Professor Rui Baptista, como será o sentimento daqueles que lutaram por algo em que acreditaram, (no seu caso a Ordem dos Professores) quando confrontados com a realidade do País, julgando estar (ainda que às tantas lhes surgissem as duvidas!) numa democracia? Num jogo viciado, que não nunca poderiam vencer com os seus argumentos e a força convicta das suas palavras. Bom ou Mau!
Cordialmente,
Engenheiro Ildefonso Dias: Se me permite, embora correndo o risco de me tornar juiz em causa própria (ou melhor, numa causa que diz respeito aos professores em geral), ao final do seu comentário, acrescentarei: PÉSSIMO!
Cordialmente,
Concordo no geral... e na esperança que a educação física tenha um dia a atenção merecida... pergunto.... Qual educação física!? Reafirmo... gostava imenso que fosse uma disciplina nuclear com a mesma importância que um Português ou uma Matemática. Não há quaisquer dúvidas sobre a influência de um corpo são sobre as capacidades de estudo. Mas volto a pergunta... Qual "educação" física? Não a vi... não reconheço a disciplina como "educativa" do corpo. Sinto que existe um desprezo imenso de muitos professores de "Educação" Física pela própria disciplina. Talvez o próprio programa esteja por si só mal elaborado e, naturalmente, desanime muitos dos professores... Não sei.. não questiono... mas "Educação" não é... Talvez Educação Desportiva... sim... será mais isso... Gostava imenso que fossemos educados a estimar o nosso físico... perceber como é devemos fazer uma força, como levantar um peso, como me levantar de um sitio qualquer sem prejudicar diariamente o corpo... não sei se me consigo fazer entender... mas fica a minha ignorância.. sim.. porque sou ignorante. Não porque não tenha prestado atenção, ou por algum desinteresse... simplesmente não tive educação física... já desportos conheço muitos, e as suas regras e até os posso praticar... mas sempre, e como a maioria, da forma mais incorreta e prejudicial para o meu físico. Sim... porque ninguém me explicou na altura que devia ter sido explicado.

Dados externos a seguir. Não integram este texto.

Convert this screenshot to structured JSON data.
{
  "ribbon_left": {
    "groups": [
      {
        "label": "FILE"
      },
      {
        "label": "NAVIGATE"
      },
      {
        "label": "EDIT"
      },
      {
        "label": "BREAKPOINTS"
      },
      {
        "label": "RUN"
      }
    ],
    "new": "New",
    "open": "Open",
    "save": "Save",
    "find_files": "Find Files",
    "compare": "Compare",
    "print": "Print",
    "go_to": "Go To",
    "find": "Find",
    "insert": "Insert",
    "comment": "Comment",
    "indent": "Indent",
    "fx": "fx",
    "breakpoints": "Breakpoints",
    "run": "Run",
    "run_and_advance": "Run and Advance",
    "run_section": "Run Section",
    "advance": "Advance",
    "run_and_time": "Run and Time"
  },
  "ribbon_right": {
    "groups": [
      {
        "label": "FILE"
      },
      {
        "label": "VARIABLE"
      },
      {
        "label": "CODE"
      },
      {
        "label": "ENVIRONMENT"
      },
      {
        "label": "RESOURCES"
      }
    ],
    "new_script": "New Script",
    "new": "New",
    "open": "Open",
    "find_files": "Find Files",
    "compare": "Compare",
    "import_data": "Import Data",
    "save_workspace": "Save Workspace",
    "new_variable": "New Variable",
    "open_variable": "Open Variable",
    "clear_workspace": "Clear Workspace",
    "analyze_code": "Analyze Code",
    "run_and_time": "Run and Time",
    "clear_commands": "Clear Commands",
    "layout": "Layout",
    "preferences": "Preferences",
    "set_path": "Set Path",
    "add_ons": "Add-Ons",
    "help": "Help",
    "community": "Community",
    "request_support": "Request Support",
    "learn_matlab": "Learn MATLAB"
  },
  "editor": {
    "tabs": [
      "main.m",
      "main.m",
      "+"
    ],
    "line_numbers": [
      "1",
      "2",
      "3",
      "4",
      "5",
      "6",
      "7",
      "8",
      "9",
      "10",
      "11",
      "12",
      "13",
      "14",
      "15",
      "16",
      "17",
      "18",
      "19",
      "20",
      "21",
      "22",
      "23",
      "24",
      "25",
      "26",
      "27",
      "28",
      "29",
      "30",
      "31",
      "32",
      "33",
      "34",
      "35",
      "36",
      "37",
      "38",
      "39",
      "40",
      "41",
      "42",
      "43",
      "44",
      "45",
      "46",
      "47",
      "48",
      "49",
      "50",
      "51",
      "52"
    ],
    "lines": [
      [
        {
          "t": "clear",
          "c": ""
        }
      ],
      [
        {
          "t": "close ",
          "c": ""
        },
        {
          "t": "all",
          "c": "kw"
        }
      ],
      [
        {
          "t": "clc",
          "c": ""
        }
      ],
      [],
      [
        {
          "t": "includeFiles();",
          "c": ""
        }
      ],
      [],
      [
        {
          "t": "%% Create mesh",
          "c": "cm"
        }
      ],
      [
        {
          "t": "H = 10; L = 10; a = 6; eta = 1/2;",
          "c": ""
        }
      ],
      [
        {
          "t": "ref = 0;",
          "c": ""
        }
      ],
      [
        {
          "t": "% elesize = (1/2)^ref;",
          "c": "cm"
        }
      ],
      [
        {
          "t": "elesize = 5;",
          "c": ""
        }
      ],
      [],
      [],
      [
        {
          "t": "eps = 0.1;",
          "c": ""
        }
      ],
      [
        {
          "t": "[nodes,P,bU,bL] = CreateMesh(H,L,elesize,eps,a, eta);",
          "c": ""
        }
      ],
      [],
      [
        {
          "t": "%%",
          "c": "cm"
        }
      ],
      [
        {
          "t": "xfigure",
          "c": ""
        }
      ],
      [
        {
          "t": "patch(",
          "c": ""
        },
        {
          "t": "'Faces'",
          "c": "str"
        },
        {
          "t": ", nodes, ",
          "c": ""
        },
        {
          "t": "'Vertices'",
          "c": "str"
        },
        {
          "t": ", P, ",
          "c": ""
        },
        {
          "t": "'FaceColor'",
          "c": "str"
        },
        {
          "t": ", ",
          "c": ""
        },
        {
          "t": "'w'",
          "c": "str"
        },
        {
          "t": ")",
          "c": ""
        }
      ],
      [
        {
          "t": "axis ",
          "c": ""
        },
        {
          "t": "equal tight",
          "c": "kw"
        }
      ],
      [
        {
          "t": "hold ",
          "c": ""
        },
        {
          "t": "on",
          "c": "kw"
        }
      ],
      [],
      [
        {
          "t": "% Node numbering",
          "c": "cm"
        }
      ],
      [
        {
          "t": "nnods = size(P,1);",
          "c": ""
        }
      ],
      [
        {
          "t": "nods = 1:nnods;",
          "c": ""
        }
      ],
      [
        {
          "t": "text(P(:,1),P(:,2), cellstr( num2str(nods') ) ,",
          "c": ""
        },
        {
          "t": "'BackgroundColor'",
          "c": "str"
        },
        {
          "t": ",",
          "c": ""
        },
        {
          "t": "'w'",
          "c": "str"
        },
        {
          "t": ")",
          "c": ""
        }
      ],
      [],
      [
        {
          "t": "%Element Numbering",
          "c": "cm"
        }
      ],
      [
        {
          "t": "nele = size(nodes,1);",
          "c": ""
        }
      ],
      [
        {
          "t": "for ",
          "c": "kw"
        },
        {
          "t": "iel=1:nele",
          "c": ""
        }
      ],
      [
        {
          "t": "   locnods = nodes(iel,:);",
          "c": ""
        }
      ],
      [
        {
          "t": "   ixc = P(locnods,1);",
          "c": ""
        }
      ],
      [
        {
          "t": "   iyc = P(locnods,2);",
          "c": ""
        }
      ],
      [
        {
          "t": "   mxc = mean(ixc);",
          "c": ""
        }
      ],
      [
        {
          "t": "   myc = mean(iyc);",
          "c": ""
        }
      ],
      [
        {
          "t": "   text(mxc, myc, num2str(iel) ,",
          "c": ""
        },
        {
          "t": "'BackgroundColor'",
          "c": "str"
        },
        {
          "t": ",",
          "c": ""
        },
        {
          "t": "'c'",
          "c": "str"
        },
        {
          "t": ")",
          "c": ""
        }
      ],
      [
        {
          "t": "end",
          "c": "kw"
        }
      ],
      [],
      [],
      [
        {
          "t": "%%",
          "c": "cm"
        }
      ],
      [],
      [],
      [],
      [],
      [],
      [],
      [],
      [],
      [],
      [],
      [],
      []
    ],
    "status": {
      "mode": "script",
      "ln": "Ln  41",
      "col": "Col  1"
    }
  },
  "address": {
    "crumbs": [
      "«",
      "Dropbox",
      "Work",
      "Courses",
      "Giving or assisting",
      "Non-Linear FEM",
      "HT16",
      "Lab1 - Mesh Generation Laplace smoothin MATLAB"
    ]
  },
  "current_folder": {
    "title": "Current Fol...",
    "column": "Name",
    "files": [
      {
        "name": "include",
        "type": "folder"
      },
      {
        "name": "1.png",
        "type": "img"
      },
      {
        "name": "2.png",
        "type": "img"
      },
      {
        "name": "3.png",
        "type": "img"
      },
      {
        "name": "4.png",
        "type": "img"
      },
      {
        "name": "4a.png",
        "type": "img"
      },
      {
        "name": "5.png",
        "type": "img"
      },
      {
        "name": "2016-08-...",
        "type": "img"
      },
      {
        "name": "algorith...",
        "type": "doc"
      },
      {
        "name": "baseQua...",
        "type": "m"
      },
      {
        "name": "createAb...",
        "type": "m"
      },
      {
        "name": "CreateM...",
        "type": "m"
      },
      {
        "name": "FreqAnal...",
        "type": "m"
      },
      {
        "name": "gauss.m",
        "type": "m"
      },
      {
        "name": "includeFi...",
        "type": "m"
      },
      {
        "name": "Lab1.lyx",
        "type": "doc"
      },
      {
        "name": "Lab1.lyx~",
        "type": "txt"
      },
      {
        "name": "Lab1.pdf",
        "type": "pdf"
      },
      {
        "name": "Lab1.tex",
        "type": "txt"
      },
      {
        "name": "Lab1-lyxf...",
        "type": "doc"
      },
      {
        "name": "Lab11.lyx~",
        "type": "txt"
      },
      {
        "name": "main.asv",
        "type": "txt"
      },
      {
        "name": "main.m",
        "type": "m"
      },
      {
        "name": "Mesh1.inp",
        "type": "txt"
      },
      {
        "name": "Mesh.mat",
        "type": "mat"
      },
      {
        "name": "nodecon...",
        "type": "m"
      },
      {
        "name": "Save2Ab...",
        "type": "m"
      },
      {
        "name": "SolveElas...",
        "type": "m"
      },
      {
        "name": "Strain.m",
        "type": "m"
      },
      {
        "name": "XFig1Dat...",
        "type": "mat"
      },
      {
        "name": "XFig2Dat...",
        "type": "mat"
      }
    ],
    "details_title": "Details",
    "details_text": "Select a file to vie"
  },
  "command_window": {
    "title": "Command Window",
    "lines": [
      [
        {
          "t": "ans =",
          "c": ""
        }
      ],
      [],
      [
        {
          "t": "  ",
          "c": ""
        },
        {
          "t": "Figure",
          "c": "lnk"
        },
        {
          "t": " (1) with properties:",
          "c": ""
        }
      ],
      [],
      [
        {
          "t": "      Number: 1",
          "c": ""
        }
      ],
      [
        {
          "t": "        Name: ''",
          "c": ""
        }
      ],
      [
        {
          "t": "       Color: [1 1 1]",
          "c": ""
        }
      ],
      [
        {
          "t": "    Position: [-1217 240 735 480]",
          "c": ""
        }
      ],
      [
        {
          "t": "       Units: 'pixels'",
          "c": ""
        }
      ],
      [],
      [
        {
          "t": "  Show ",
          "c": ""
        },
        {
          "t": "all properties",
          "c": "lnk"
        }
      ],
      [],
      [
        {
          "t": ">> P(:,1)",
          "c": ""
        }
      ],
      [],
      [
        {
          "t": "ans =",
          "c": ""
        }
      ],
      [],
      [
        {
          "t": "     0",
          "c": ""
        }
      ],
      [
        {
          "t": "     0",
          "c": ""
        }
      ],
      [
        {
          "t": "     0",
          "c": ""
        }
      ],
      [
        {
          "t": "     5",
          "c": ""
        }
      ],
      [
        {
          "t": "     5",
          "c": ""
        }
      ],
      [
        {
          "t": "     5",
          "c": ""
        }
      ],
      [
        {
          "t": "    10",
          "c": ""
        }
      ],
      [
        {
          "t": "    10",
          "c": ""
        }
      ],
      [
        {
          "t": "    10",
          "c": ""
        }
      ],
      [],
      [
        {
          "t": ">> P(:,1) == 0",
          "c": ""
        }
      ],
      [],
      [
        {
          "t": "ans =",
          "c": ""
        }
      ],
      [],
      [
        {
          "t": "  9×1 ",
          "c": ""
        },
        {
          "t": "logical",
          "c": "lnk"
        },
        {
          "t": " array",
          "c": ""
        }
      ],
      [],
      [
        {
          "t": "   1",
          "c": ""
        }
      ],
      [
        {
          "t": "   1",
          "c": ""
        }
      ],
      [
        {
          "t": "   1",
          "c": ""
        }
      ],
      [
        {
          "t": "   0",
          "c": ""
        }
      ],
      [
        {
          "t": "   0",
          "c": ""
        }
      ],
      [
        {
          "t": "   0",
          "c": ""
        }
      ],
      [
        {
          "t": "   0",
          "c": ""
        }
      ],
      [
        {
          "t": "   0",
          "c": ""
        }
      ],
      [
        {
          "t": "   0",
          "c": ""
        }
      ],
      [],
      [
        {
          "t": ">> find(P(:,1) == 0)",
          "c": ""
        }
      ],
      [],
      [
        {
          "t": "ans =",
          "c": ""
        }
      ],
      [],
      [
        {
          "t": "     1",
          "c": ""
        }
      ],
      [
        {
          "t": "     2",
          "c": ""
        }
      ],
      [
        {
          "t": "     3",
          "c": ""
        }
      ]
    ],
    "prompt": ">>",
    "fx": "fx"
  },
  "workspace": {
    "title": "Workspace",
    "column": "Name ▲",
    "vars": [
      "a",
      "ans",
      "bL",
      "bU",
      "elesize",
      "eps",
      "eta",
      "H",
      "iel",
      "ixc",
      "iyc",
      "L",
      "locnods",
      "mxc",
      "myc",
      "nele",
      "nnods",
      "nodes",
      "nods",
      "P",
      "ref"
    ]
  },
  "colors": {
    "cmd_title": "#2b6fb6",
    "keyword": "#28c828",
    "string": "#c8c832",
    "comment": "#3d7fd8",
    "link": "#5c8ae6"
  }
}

Lamento se coloquei algo em causa ou não... mas sinceramente... é necessária essa disciplina.... mas como é lecionada... mais vale nem existir.
Prezado anónimo: Pelo interesse que reconheço ao seu comentário, estou a redigir um post em que gostaria de dar uma resposta difícil às questões complexas por si levantadas. Ainda hoje penso publicá-lo.